You could probably tell i favor Terraria in general. But when it comes to a skill-based combat game focused on killing enemies/bosses and getting loot vs a game that is a very vague sandbox with greater creative wiggle room, it boils down to what you are looking for.
Terraria is more about challenge and combat, but, it also has the possibility of some decent creative building. Starbound has obviously superior building, but it isn't linear, and requires you to know more about what you want to do, although that could be either a strength or a weakness depending on if you want it to be such a blank canvas or not.
Starbound carefully manages all sorts of interesting game mechanics and requires you to actually consider the downsides of doing something.
But in Terraria, you kill things and you build things that look nice. (And die a lot)
Yeah, not hard to see which one you like more.
Thanks for the awesome breakdown. I went ahead and got Starbound. It definitely sounds like what I'm after. No doubt I'll pick up Terrarria at some point later on.
Gonna get stuck into Starbound now and see how I get on.
I play both Starbound and Terraria, though I only caved in on Terraria AFTER playing Starbound. They are also doing some changes to space travel in Starbound in a future update... so I don't want to say one thing only to have you possibly buy it after the update and be surprised. (For better or worse.)
I enjoy both games, granted after playing the 3DS version of Terraria I find myself having trouble on the PC version from time to time. I would recommend both, play it before the refund time runs out and simply refund the game(s) if you feel they are not worth your time.

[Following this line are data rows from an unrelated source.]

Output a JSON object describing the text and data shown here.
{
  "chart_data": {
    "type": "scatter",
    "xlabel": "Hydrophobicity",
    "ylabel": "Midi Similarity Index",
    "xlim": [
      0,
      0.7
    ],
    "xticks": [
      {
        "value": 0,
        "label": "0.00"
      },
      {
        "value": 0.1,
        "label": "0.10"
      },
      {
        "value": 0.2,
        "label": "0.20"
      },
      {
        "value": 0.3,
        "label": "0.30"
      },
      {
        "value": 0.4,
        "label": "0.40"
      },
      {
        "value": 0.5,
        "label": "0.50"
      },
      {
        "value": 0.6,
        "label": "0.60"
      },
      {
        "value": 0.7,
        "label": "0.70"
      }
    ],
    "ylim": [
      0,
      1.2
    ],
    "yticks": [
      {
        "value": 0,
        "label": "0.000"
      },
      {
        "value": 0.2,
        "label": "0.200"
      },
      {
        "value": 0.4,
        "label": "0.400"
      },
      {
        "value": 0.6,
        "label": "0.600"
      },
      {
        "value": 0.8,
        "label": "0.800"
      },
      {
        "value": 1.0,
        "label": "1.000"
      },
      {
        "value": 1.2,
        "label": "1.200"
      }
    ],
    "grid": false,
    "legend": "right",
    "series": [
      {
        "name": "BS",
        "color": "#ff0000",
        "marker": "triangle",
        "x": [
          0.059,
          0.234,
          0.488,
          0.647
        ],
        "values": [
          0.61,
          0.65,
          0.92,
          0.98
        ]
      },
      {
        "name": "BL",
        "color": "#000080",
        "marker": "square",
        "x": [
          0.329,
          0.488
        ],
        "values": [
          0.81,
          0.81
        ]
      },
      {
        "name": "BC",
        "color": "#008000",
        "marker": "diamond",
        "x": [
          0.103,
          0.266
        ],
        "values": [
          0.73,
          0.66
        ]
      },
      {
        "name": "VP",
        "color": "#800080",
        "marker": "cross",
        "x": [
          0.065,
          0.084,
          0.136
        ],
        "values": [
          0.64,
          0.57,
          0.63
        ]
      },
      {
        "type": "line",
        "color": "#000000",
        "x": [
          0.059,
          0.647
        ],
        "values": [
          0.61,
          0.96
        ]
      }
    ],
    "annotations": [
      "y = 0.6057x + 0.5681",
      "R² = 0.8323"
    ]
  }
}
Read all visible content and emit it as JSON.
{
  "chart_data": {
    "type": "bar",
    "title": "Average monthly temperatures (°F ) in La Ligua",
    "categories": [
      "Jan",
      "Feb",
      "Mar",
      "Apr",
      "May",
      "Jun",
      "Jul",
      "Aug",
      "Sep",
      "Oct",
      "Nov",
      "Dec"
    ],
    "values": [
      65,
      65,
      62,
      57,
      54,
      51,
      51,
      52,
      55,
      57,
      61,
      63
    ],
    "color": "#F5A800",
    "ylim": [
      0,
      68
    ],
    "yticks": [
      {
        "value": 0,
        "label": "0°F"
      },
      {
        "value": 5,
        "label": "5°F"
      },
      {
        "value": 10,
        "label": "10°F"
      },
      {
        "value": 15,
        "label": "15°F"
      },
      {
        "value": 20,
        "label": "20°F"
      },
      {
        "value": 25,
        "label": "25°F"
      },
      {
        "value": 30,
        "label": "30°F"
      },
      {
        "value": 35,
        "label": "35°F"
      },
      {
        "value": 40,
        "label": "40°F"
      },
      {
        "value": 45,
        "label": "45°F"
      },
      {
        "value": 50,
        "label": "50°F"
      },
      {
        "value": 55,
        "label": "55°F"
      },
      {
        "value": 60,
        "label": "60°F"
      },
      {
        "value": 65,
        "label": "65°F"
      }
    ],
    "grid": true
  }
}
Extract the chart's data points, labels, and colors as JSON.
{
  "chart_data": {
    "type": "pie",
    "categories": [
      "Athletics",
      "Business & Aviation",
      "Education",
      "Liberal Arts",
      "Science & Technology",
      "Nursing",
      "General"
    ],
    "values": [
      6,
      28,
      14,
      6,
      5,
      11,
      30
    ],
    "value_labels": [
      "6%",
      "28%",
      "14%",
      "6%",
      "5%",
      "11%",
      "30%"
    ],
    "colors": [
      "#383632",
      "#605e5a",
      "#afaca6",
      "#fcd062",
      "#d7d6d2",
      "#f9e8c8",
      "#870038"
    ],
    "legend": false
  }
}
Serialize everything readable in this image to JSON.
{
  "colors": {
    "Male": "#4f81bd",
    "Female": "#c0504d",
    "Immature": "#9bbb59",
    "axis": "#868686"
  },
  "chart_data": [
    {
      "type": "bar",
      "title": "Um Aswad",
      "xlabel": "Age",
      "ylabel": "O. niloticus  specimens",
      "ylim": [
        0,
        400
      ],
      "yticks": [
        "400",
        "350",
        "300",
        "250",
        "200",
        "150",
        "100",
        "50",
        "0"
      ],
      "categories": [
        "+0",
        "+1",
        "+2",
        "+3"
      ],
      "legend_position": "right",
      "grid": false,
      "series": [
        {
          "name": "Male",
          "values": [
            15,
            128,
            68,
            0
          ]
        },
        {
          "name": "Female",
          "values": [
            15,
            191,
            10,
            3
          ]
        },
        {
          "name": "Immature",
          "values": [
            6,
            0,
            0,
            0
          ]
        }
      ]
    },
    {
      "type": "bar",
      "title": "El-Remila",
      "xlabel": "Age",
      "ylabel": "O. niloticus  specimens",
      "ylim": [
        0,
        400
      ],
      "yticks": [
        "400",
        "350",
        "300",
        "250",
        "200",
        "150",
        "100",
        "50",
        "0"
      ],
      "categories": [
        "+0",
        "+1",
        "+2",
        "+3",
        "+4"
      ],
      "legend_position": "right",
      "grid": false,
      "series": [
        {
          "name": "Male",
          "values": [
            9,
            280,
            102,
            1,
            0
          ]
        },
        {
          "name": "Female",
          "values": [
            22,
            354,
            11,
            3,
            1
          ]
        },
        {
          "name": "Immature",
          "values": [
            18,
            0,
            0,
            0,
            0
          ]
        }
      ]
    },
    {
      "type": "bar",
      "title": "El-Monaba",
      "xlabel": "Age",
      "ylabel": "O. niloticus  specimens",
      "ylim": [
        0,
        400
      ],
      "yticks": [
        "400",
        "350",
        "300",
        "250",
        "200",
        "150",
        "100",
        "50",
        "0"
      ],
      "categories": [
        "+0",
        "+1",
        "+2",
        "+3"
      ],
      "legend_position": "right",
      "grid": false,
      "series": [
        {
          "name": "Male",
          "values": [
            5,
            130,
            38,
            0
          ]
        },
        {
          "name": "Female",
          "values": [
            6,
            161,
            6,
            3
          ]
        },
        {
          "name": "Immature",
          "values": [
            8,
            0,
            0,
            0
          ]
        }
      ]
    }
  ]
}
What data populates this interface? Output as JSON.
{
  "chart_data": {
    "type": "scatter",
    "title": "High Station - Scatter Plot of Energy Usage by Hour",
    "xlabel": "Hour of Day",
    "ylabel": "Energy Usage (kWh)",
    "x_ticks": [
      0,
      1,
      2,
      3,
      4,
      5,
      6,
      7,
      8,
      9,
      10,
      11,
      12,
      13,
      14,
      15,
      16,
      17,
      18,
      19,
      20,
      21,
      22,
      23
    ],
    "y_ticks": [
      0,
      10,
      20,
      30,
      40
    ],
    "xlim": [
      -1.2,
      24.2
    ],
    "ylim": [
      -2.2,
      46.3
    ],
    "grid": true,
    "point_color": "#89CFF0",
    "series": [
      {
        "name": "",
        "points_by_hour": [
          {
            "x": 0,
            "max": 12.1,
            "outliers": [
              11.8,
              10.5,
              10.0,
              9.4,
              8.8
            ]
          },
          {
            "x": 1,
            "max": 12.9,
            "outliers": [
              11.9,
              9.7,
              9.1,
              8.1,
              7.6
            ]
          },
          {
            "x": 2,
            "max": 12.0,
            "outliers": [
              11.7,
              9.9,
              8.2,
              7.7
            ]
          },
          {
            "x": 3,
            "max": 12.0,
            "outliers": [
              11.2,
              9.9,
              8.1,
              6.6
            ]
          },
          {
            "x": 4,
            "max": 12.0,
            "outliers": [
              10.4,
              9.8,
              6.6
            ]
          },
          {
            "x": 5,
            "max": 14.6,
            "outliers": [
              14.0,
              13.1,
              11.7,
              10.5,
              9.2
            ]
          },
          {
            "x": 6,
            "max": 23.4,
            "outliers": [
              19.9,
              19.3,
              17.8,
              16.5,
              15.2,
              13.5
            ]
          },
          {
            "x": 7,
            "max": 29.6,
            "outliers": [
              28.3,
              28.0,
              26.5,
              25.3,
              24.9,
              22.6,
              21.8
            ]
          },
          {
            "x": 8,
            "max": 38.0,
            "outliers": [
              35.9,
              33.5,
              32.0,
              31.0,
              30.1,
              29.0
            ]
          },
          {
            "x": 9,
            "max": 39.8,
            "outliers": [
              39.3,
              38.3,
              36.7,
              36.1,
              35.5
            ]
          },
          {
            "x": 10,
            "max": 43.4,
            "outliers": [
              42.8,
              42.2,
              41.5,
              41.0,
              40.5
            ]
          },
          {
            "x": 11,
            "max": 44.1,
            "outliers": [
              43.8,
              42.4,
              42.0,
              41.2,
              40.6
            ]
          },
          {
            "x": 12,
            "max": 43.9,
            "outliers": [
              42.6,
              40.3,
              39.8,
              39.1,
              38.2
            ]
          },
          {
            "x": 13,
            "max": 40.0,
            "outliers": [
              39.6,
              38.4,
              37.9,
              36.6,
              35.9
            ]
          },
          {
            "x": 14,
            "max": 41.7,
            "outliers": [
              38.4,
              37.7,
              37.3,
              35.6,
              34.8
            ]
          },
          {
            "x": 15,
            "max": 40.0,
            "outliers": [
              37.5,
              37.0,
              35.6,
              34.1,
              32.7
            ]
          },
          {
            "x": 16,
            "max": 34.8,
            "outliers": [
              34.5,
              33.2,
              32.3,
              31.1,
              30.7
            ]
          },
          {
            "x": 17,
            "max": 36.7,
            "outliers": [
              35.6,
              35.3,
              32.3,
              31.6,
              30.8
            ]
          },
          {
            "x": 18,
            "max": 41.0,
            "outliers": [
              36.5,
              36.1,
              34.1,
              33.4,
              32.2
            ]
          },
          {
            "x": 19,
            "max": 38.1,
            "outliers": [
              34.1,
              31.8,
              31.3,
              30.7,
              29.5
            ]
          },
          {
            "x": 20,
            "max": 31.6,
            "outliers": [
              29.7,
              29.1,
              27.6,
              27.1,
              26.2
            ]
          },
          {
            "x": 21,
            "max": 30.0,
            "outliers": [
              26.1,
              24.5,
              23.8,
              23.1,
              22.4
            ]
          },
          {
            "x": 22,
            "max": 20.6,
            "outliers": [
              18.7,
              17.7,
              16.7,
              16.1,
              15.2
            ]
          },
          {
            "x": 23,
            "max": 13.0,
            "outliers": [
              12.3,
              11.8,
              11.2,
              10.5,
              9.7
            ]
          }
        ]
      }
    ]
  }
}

Terraria does not employ a hunger system.
Starbound does.
Terraria has no 'plot' to follow.
Starbound does (albeit... rather silly if you do not play on hardcore)
Both employ multiple worlds, in different ways.
Starbound, you travel to different stars/worlds.
Terraria, you can freely play your characters in any world you've created.
Starbound has multiple races, but right now there isn't really a statistical purpose behind them. (Outside of mods).
I imagine a 3DS version would be nice with controls. I didn't realize Starbound had no controller support before I bought it. That's a bit of a let down for me. I got a gamepad profile for pinnacler though so hopefully it plays well.
Do I just subscribe to the mods in the steam work shop and that's it? Is there a mod menu that shows what mods are installed?
I did read about the folder in the workshop>content folder. I have 3 folders there but each only has a contents.pak file.
I installed Steam's beta branch and tested Starbound with my ps4 controller. Works awesome. Glad I don't have to use a keyboard and mouse.
Also, be sure to read the mod information to check for any incompatibilities. You should avoid one called "Frackin' Universe" for now, as it adds things that literally double the game size.